The global aviation industry is facing significant challenges with the predicted growth in passenger numbers. Neil Norman from Human Recognition Systems, looks at how airports can maximise their capacity within the existing infrastructure by using smart technology to improve passenger flow.
Demands on the aviation sector are expected to double in the next 20 years1 and, as a result, a key challenge for airports is to consistently deliver more capacity at lower cost. In densely populated, developed countries, building new infrastructure is both costly and time consuming, often requiring lengthy political, economic and environmental debate. There are, however, less dramatic options available to airport operators which will enable them to increase capacity, improve customer services and increase revenue.
The key challenge in this market is getting people through the existing infrastructure, both in terms of numbers of passengers through the airport and numbers of planes arriving and departing. The two main methods of achieving this are automation and passenger personalisation.
A seamless, technology-driven journey
Automation of processes is becoming increasingly commonplace for high volume people management. The ability to speed up processes and improve accuracy offers huge potential to the aviation industry. A perfect example of this is Fast And Seamless Travel (FAST) at Changi airport, Terminal 4, that is scheduled to open on October 31. However, new infrastructure is a luxury for airports that can afford substantial investment. Software that can talk to existing airport hardware is an alternative solution.
Processes requiring people are frequently slower and more cumbersome than those that are automated. Compare the airline check-in procedure we have now to that which was commonplace ten years ago. Automation not only speeds up the process but also helps to eradicate errors, improving accuracy and efficiency.
There are, however, significant hurdles to jump within the aviation space before you can successfully implement automation. A core issue is the disjointedness between airlines and airports, which don’t currently share passenger data, and consequently have alternative views of the passenger’s journey. As online check-in has become the norm for passengers, often the first time the airline receives information that a passenger is present at the airport is when they reach the boarding gate, despite their arrival at the airport hours before. The airport however, receives information that a passenger is present as soon as they pass through security.
Flight delays are caused by both passengers arriving late to their gate and the extended time taken by ground crew to board the flight, especially where ground crew availability is limited. As such, integration of airline and airport data through passenger automation technology can reduce delays and maximise operational efficiency. By avoiding duplication of processes, more flights can leave on time, increasing airport capacity and improving customer satisfaction.
A personalised passenger experience
To alleviate the challenge of rising passenger numbers in the complex airport environment, personalisation is crucial. In this digital age, the ‘connected’ passenger desires a seamless, personalised travel experience through the airport. Regardless of industry, customers are more demanding of individualised and relevant experiences than ever before. With different profiles, preferences and destinations, it isn’t feasible for all passengers to be treated in a generic way. Airports must meet and exceed passenger expectations in order to remain competitive. This means treating passengers like guests and providing excellent customer service.
Passenger automation technology can enable personalisation by collating passenger data to provide a comprehensive view of passengers; from the moment they enter the airport; through to the bag drop, ticket presentation, security and boarding. This improves communication with the passenger, guiding individuals through the airport, giving more accurate timings at every stage and tailoring offers in the airport lounge. Provision of information can manage any potential anxiety and increase customer satisfaction creating a seamless process in which passengers can move freely from one checkpoint to the next.
By increasing passenger flow, personalisation allows the passenger to quickly pass through the airport checkpoints and spend more time enjoying the leisure and retail areas of the airport, providing higher commercial opportunities for airports in the form of higher retail spending. Ultimately, this has the potential to create a one to one relationship with the passenger, where the offering is unique and is communicated through the right channels at the right time.

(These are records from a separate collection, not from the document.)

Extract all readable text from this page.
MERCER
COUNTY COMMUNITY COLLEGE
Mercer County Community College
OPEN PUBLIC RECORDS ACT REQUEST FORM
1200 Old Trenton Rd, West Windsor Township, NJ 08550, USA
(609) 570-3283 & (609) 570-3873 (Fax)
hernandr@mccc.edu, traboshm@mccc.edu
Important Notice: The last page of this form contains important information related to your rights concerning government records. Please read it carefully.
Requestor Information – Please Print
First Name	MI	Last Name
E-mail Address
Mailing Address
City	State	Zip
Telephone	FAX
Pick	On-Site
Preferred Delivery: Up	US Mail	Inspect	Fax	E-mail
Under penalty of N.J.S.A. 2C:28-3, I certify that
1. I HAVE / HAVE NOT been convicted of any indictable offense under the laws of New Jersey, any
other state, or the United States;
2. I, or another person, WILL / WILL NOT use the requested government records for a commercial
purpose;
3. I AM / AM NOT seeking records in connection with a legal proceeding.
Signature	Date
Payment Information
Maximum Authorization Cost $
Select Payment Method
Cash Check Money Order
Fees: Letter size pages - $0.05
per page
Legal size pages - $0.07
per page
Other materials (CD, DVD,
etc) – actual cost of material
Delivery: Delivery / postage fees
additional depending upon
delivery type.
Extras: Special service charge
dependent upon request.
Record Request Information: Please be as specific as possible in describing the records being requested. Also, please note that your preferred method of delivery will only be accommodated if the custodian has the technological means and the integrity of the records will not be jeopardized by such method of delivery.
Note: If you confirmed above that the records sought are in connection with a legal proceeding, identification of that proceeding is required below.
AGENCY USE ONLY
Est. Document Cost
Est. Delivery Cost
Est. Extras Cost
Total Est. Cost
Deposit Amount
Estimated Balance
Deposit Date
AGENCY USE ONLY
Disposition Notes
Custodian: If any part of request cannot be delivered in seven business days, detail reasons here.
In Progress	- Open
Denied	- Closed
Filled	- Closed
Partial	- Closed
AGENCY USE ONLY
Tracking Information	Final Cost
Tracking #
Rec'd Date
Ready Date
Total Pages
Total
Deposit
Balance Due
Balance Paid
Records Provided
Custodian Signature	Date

Building within these four walls
The ability of technology solutions to talk to existing airport hardware will help to release the latent capacity which exists within current airport spaces. The increasing adoption of automation and personalisation will add to the speed of this process.
The industry needs to address the biggest hurdle to change which is that airports and airlines still treat each other as separate entities. Creating a seamless flow of information between the two will smooth the passenger journey, release revenue streams and improve customer service feedback.
Investment in new airport infrastructure is, at present, an unnecessary step to meet passenger demand but investment in technology to create an uninterrupted and pleasurable journey is paramount if air travel is to reap the benefits.